Doc regards him sharply. "Where?" And seizes his wrist. "Careful," he says. "Not here..."
A sentry sat nearby on an empty crate, asleep.
"Come to my place," the Doctor entreats.

I follow at a distance, of course. There was still no paving, but the ground was hard under the feet, like stone. Ahead, I could see a little wooden hut, one storey high with a veranda where a hammock swung. At least he hadn't fabricated this detail. The hut was a little larger than the others in the narrow street which petered out 200 yards away in a semi-toxic dump. Doc leads the way inside the pungent and dim back reaches of his own apothecary, being sure to lock the door behind him. But I am already familiar with his place: a dining-room where two rocking-chairs stand on either side of a bare table, among bins of Godfrey's Cordial and Bateman's Drops, Hopper's Pills, and Smith's Medicinal Snuff. This room, where bargains are struck, strings of numbers and letters and alchemists' signs whisper'd (and some never written down) would be cobwebbed and dingy with old paint; its floor is strewn with gray sand, in a fashion that has elsewhere fallen into disuse.
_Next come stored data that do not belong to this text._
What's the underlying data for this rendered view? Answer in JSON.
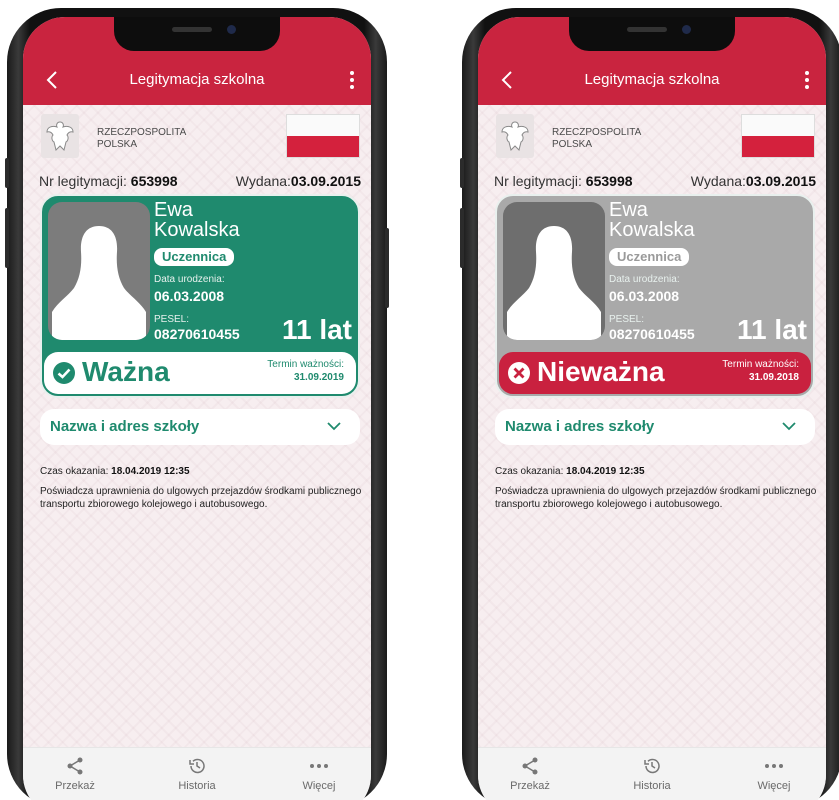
{
  "screens": [
    {
      "state": "valid",
      "header": {
        "title": "Legitymacja szkolna"
      },
      "issuer": {
        "line1": "RZECZPOSPOLITA",
        "line2": "POLSKA"
      },
      "id_row": {
        "nr_label": "Nr legitymacji:",
        "nr_value": "653998",
        "issued_label": "Wydana:",
        "issued_value": "03.09.2015"
      },
      "card": {
        "first_name": "Ewa",
        "last_name": "Kowalska",
        "role": "Uczennica",
        "dob_label": "Data urodzenia:",
        "dob": "06.03.2008",
        "pesel_label": "PESEL:",
        "pesel": "08270610455",
        "age": "11 lat",
        "status": "Ważna",
        "term_label": "Termin ważności:",
        "term": "31.09.2019"
      },
      "school": {
        "label": "Nazwa i adres szkoły"
      },
      "info": {
        "czas_label": "Czas okazania:",
        "czas": "18.04.2019 12:35",
        "desc": "Poświadcza uprawnienia do ulgowych przejazdów środkami publicznego transportu zbiorowego kolejowego i autobusowego."
      },
      "nav": {
        "share": "Przekaż",
        "history": "Historia",
        "more": "Więcej"
      }
    },
    {
      "state": "invalid",
      "header": {
        "title": "Legitymacja szkolna"
      },
      "issuer": {
        "line1": "RZECZPOSPOLITA",
        "line2": "POLSKA"
      },
      "id_row": {
        "nr_label": "Nr legitymacji:",
        "nr_value": "653998",
        "issued_label": "Wydana:",
        "issued_value": "03.09.2015"
      },
      "card": {
        "first_name": "Ewa",
        "last_name": "Kowalska",
        "role": "Uczennica",
        "dob_label": "Data urodzenia:",
        "dob": "06.03.2008",
        "pesel_label": "PESEL:",
        "pesel": "08270610455",
        "age": "11 lat",
        "status": "Nieważna",
        "term_label": "Termin ważności:",
        "term": "31.09.2018"
      },
      "school": {
        "label": "Nazwa i adres szkoły"
      },
      "info": {
        "czas_label": "Czas okazania:",
        "czas": "18.04.2019 12:35",
        "desc": "Poświadcza uprawnienia do ulgowych przejazdów środkami publicznego transportu zbiorowego kolejowego i autobusowego."
      },
      "nav": {
        "share": "Przekaż",
        "history": "Historia",
        "more": "Więcej"
      }
    }
  ],
  "colors": {
    "brand_red": "#c9243f",
    "valid_green": "#1f8a6e",
    "invalid_gray": "#a9a9a9"
  }
}
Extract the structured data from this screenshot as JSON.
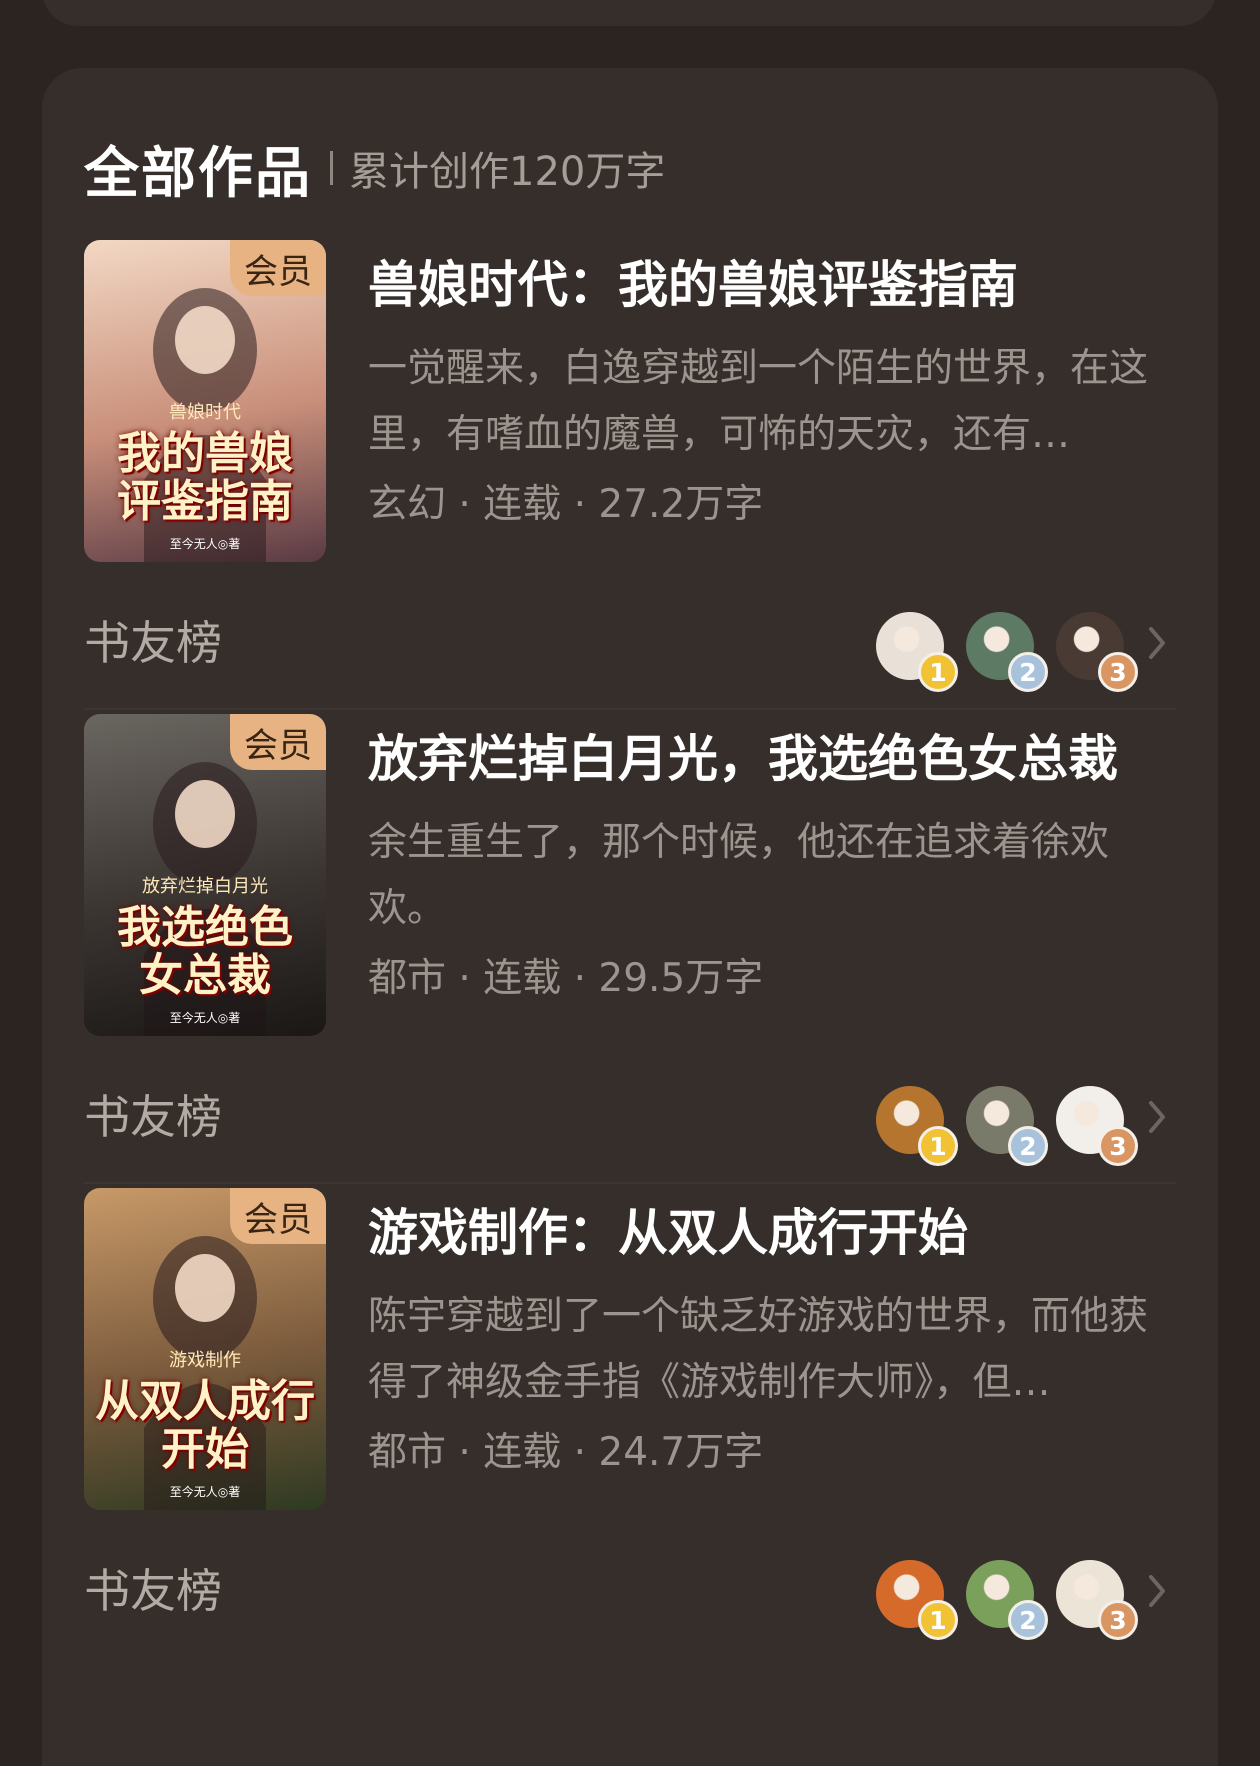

Once here, the Doctor could play upon the young officer as he chose. Would he arouse him with a throb of agony? His victim was forever on the rack. He needed only to know the spring that controlled the engine; - and the physician knew it well! Would he startle him with sudden fear? True, the officer eyes the Doctor with a doubtful, even fearful countenance, but he has his orders. The trunk must be delivered and signed for by a Dr. L. Roger Hubbleworth. Doc's gestures, his gait, his grizzled beard, the slightest and most indifferent of his acts, the very fashion of his garments, were odious in the custom officer's sight; a token, implicitly to be relied upon, of a deeper antipathy in the breast of the Doctor...

"It's not so bad, is it," concedes the Doctor, "for this town. You can't imagine the difficulties... I'll get the glasses out, but first I'd like to show you - you're an educated..."
The operating-room looks out on a yard where a few turkeys move with shabby nervous pomp.
"The window," the officer says, "is very beautiful..."
Forceps stand in a cup, a broken spirit-lamp is pushed into a corner, and gags of cotton-wool lay on all the shelves.